Портрет смерти (Посмертный портрет) - Робертс Нора 3 стр.


– Перелом ноги, – сообщила Пибоди. – Вывих плеча и повреждение запястья.

– У кого?

– У Соммерсета. Рорк сказал, что его сутки продержат в больнице. А потом он заберет старика домой и будет ухаживать за ним. Вдобавок Соммерсет ушиб колено здоровой ноги, так что поднимется не скоро.

– Черт!

– Да, а еще Рорк сказал, что благодарит вас за сочувствие и непременно передаст ваши слова больному.

– Черт, черт, – твердила Ева с досадой.

– Должна обрадовать вас еще больше. Пришло сообщение от адвоката Надин. Вы должны закончить ее допрос через час, иначе ее канал подаст на вас официальную жалобу.

– Ничего, потерпит. – Ева вынула из нагрудного кармана Пибоди темные очки и надела их. – Сначала нам нужно известить ближайших родственников Рэйчел Хоуард.

Добравшись до управления, Ева мечтала только об одном: принять душ. Но душ мог подождать. Она устремилась прямо в «гостиную». Так в управлении называли зал ожидания для тех, кто ждал допроса, и потенциальных свидетелей, которые не горели желанием помогать следствию.

Тут были стулья, столы, торговые автоматы и пара телевизоров для развлечения ожидавших. Сегодня единственными обитателями здесь были Надин, ее группа и какой-то хорошо одетый мужчина – очевидно, адвокат.

При виде Евы Надин тут же вскочила:

– Ну, сейчас ты у меня получишь!

Адвокат – высокий, стройный, с волнистыми русыми волосами и холодными голубыми глазами – потрепал ее по руке:

– Надин, позвольте мне… Лейтенант Даллас, я – Картер Суон, юрист «Канала-75», представляю здесь интересы мисс Ферст и ее коллег. Начну с того, что ваше обращение с моим клиентом, известным репортером, совершенно неприемлемо. Вашему начальству будет подана жалоба.

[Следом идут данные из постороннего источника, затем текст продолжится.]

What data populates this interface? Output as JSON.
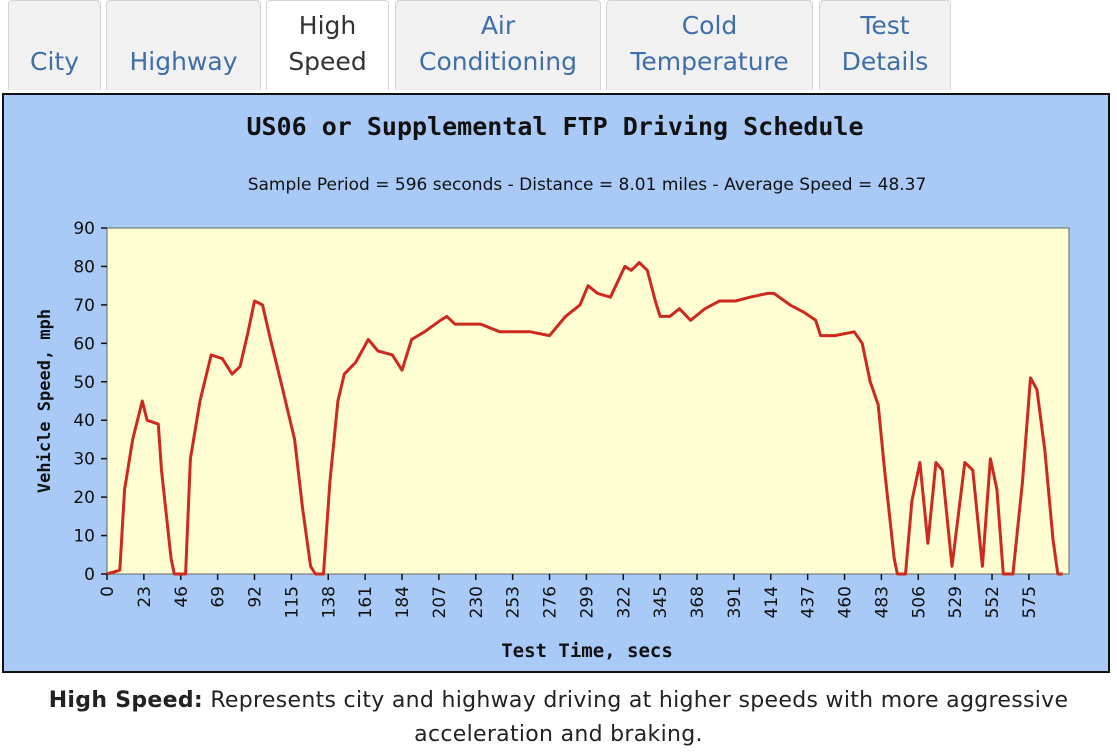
{
  "tabs": [
    {
      "lines": [
        "City"
      ],
      "active": false
    },
    {
      "lines": [
        "Highway"
      ],
      "active": false
    },
    {
      "lines": [
        "High",
        "Speed"
      ],
      "active": true
    },
    {
      "lines": [
        "Air",
        "Conditioning"
      ],
      "active": false
    },
    {
      "lines": [
        "Cold",
        "Temperature"
      ],
      "active": false
    },
    {
      "lines": [
        "Test",
        "Details"
      ],
      "active": false
    }
  ],
  "chart_data": {
    "type": "line",
    "title": "US06 or Supplemental FTP Driving Schedule",
    "subtitle": "Sample Period = 596 seconds - Distance = 8.01 miles - Average Speed = 48.37",
    "x_label": "Test Time, secs",
    "y_label": "Vehicle Speed, mph",
    "x": [
      0,
      8,
      11,
      16,
      22,
      25,
      32,
      34,
      40,
      42,
      49,
      52,
      58,
      65,
      72,
      78,
      83,
      88,
      92,
      97,
      102,
      109,
      117,
      122,
      127,
      130,
      135,
      139,
      144,
      148,
      155,
      163,
      169,
      178,
      184,
      190,
      198,
      208,
      212,
      217,
      233,
      245,
      264,
      276,
      286,
      295,
      300,
      306,
      314,
      323,
      327,
      332,
      337,
      342,
      345,
      351,
      357,
      364,
      373,
      382,
      392,
      401,
      412,
      416,
      426,
      435,
      442,
      445,
      454,
      466,
      471,
      476,
      481,
      485,
      491,
      493,
      498,
      502,
      507,
      512,
      517,
      521,
      527,
      535,
      540,
      546,
      551,
      555,
      559,
      565,
      571,
      576,
      580,
      585,
      590,
      593,
      596
    ],
    "series": [
      {
        "name": "Vehicle Speed",
        "color": "#cc2a1e",
        "values": [
          0,
          1,
          22,
          35,
          45,
          40,
          39,
          27,
          4,
          0,
          0,
          30,
          45,
          57,
          56,
          52,
          54,
          63,
          71,
          70,
          61,
          49,
          35,
          17,
          2,
          0,
          0,
          24,
          45,
          52,
          55,
          61,
          58,
          57,
          53,
          61,
          63,
          66,
          67,
          65,
          65,
          63,
          63,
          62,
          67,
          70,
          75,
          73,
          72,
          80,
          79,
          81,
          79,
          71,
          67,
          67,
          69,
          66,
          69,
          71,
          71,
          72,
          73,
          73,
          70,
          68,
          66,
          62,
          62,
          63,
          60,
          50,
          44,
          27,
          4,
          0,
          0,
          19,
          29,
          8,
          29,
          27,
          2,
          29,
          27,
          2,
          30,
          22,
          0,
          0,
          24,
          51,
          48,
          32,
          9,
          0,
          0
        ]
      }
    ],
    "xlim": [
      0,
      600
    ],
    "xticks": [
      0,
      23,
      46,
      69,
      92,
      115,
      138,
      161,
      184,
      207,
      230,
      253,
      276,
      299,
      322,
      345,
      368,
      391,
      414,
      437,
      460,
      483,
      506,
      529,
      552,
      575
    ],
    "ylim": [
      0,
      90
    ],
    "yticks": [
      0,
      10,
      20,
      30,
      40,
      50,
      60,
      70,
      80,
      90
    ]
  },
  "caption": {
    "lead": "High Speed:",
    "text": "Represents city and highway driving at higher speeds with more aggressive acceleration and braking."
  }
}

– Ясно. – Ева свернула к торговому автомату. Кофе здесь был отвратительный, но ей нужно было что-то выпить. – Мисс Ферст… – Она набрала свой личный код и выругалась, получив сообщение, что ее кредит исчерпан. – Мисс Ферст является важным свидетелем по делу об уголовном преступлении. Ее просили явиться на допрос добровольно, но она не пожелала оказать помощь следствию.

Ева порылась в карманах, разыскивая мелочь или жетоны, но тщетно.

– Я имела право дать распоряжение о доставке ее в управление. А у нее было право вызвать вас сюда в пику мне. Надин, мне нужны снимки.

Надин снова села и скрестила длинные ноги. Потом взбила пышные светлые волосы и выдавила из себя улыбку.

– Тебе придется предъявить моему адвокату судебное постановление, а если он подтвердит его подлинность, мы поговорим о снимках.

– Надин, не играй с огнем.

Из глаз Надин, зеленых, как у кошки, полетели искры.

– Ты что, угрожаешь мне?

– Согласно закону, – начал Картер, – мисс Ферст обязана предъявлять полиции свое личное или профессиональное имущество только по решению суда.

– Помнишь, я сама позвонила тебе, – еле сдерживаясь сказала Надин. – Я не обязана была это делать. Я могла поехать прямо в Деланси и сделать свой репортаж. Но я позвонила тебе по дружбе. А ты успела туда первой… – Она бросила сердитый взгляд на одного из членов своей команды, и тот съежился. – И заткнула мне рот. Это мой репортаж!

– Ты сделаешь свой проклятый репортаж. Последние полчаса я провела в симпатичном бруклинском домике с родителями двадцатилетней девушки. С родителями, которые теряли сознание у меня на глазах, когда я говорила им, что их дочь мертва, и сообщила, где она провела свою последнюю ночь!

Ева подошла к Надин, та медленно поднялась, и они гневно уставились друг на друга.

– Если бы не я, ты бы никогда не нашла ее.

– Ты ошибаешься. Вся разница в том, что на моем месте мог оказаться кто-нибудь другой. Если труп пролежит пять-шесть часов в контейнере при температуре в тридцать пять градусов снаружи и минимум пятьдесят внутри, у всех вокруг обоняние обострится.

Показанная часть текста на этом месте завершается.